This Grateful Dead original (music by Jerry Garcia, lyrics by Robert Hunter) was covered by Elvis Costello on the 1991 album Deadicated, which benefited Rainforest Action Network and Cultural Survival. Costello's comments in the album liner notes discuss his first Dead concert and opinion of the band:
...when I was 17, Dead records were some of the secret stuff that I loved and my friends hated (then it was on to something else, you know the scene). But I have often gone back to those albums (and others since), and I'm pleased to say I've seen them during three of their five trips to England.
Now I dig them not only for everything people think they are, but also for elements that are sometimes overlooked, such as having written many beautiful ballads.
—Elvis Costello, in the liner notes to Deadicated (Arista Records, 1991)

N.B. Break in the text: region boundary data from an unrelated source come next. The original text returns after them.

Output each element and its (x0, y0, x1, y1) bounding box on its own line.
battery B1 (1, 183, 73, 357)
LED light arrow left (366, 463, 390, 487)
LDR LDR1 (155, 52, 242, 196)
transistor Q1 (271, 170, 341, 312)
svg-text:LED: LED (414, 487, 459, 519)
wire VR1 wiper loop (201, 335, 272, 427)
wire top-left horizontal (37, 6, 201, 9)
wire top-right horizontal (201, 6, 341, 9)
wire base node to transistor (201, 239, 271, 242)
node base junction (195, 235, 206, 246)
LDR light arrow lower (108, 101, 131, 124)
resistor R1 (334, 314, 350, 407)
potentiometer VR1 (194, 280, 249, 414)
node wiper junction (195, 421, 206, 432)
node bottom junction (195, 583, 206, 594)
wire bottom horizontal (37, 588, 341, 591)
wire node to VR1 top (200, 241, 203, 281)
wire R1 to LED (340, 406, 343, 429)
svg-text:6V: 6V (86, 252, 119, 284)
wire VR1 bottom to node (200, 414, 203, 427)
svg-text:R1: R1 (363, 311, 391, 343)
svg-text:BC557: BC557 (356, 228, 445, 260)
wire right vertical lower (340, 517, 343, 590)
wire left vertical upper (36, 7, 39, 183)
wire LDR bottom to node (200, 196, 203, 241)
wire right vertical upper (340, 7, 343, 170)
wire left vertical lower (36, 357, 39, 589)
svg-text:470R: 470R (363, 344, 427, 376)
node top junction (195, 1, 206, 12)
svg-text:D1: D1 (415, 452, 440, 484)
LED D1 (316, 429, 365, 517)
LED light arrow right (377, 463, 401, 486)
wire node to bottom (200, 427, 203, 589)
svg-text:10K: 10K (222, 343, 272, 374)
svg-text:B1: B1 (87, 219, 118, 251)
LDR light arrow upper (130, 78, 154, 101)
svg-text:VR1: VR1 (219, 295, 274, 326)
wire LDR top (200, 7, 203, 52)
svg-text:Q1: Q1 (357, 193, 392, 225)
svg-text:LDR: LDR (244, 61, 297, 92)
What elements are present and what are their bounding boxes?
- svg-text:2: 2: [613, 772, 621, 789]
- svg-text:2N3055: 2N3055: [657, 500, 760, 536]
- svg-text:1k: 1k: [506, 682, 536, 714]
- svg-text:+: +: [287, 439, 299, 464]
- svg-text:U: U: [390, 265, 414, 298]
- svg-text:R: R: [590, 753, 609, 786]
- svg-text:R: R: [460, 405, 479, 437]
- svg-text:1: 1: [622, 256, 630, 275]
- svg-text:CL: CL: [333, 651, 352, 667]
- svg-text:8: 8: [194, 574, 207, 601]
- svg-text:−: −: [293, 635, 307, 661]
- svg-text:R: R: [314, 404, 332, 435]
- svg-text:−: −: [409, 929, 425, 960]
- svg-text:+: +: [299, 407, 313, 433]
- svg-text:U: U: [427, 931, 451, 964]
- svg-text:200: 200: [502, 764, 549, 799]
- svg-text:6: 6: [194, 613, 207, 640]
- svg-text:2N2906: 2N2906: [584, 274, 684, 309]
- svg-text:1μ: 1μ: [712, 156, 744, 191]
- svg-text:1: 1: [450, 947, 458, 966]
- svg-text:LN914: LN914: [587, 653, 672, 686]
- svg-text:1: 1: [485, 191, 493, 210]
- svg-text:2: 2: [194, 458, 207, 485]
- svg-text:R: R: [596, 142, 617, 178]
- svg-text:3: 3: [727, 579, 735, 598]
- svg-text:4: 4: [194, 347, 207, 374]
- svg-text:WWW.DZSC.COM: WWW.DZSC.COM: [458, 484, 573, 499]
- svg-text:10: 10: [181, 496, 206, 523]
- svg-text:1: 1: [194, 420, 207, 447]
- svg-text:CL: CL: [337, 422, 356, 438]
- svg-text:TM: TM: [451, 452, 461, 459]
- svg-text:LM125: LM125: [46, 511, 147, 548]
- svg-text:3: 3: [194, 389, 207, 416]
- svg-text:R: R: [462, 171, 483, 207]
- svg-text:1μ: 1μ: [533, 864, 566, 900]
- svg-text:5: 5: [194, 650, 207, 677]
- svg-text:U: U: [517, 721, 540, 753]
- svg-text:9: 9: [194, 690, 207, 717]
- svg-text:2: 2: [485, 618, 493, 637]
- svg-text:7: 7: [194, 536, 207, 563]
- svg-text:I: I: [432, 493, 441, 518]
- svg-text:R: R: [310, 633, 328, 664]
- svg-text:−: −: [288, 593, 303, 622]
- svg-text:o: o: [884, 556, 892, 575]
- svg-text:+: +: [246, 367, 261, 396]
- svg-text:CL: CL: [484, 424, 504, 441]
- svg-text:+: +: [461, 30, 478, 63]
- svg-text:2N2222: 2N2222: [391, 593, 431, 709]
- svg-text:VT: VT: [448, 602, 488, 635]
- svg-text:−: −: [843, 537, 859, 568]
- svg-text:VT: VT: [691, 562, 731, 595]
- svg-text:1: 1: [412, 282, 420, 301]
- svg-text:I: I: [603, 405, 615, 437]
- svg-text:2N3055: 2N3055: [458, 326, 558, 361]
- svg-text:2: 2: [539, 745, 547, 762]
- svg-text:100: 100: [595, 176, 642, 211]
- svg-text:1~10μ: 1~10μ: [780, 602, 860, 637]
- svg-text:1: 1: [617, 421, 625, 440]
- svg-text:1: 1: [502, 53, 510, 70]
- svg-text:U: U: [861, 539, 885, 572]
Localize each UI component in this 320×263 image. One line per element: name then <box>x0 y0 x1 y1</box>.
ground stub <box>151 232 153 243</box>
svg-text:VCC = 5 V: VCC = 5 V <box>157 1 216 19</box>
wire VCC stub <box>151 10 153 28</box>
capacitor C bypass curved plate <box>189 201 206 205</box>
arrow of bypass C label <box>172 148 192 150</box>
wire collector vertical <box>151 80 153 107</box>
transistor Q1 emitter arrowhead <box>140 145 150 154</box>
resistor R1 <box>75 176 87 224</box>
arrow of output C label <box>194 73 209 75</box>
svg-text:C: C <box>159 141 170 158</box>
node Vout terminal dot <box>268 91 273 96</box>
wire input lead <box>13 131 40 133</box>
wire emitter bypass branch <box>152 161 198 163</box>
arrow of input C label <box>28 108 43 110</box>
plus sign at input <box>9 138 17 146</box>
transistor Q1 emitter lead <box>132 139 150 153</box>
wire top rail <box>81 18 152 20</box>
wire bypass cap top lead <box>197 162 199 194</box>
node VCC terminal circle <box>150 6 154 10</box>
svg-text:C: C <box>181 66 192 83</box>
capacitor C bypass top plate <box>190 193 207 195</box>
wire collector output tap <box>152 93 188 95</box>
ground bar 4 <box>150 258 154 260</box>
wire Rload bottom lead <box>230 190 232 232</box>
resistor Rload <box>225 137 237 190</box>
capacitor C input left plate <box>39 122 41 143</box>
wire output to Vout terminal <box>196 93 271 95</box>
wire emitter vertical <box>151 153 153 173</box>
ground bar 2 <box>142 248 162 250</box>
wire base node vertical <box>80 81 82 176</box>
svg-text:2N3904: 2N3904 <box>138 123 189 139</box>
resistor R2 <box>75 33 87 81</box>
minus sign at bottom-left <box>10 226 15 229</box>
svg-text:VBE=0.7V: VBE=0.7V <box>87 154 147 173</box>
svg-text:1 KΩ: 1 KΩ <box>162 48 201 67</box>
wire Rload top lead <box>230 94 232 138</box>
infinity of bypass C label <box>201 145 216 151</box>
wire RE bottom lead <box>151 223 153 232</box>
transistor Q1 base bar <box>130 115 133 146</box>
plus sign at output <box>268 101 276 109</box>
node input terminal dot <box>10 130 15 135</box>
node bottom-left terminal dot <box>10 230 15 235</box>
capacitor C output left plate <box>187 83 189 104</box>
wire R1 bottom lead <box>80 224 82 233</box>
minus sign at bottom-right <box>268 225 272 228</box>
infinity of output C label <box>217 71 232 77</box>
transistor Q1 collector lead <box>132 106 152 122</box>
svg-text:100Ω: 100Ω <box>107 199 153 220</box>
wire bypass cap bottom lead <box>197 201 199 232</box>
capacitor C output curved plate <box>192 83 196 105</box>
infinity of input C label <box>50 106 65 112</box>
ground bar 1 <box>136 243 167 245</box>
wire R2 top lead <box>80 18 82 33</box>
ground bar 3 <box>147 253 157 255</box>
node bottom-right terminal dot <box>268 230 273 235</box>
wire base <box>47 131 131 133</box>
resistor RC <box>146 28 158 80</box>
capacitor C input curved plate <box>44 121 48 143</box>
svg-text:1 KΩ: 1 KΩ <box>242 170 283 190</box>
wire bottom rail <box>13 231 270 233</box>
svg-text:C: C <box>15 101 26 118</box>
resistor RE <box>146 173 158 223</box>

"Ship of Fools" is one of the ballads referred to by Costello in the last paragraph cited above. It's a slow song, and a thoughtful one, in its way. As with so many other Dead tunes, the words are those of a story, but they don't tell the whole story, instead leaving listeners to guess at meanings, or invent their own. (No, really --- I have no idea what it's about.) The melody's a catchy one, bluesy in flavor, although it's always hard to pigeonhole Dead songs, since the band borrowed from so many different genres and musical influences to create its unique and always evolving style and sound.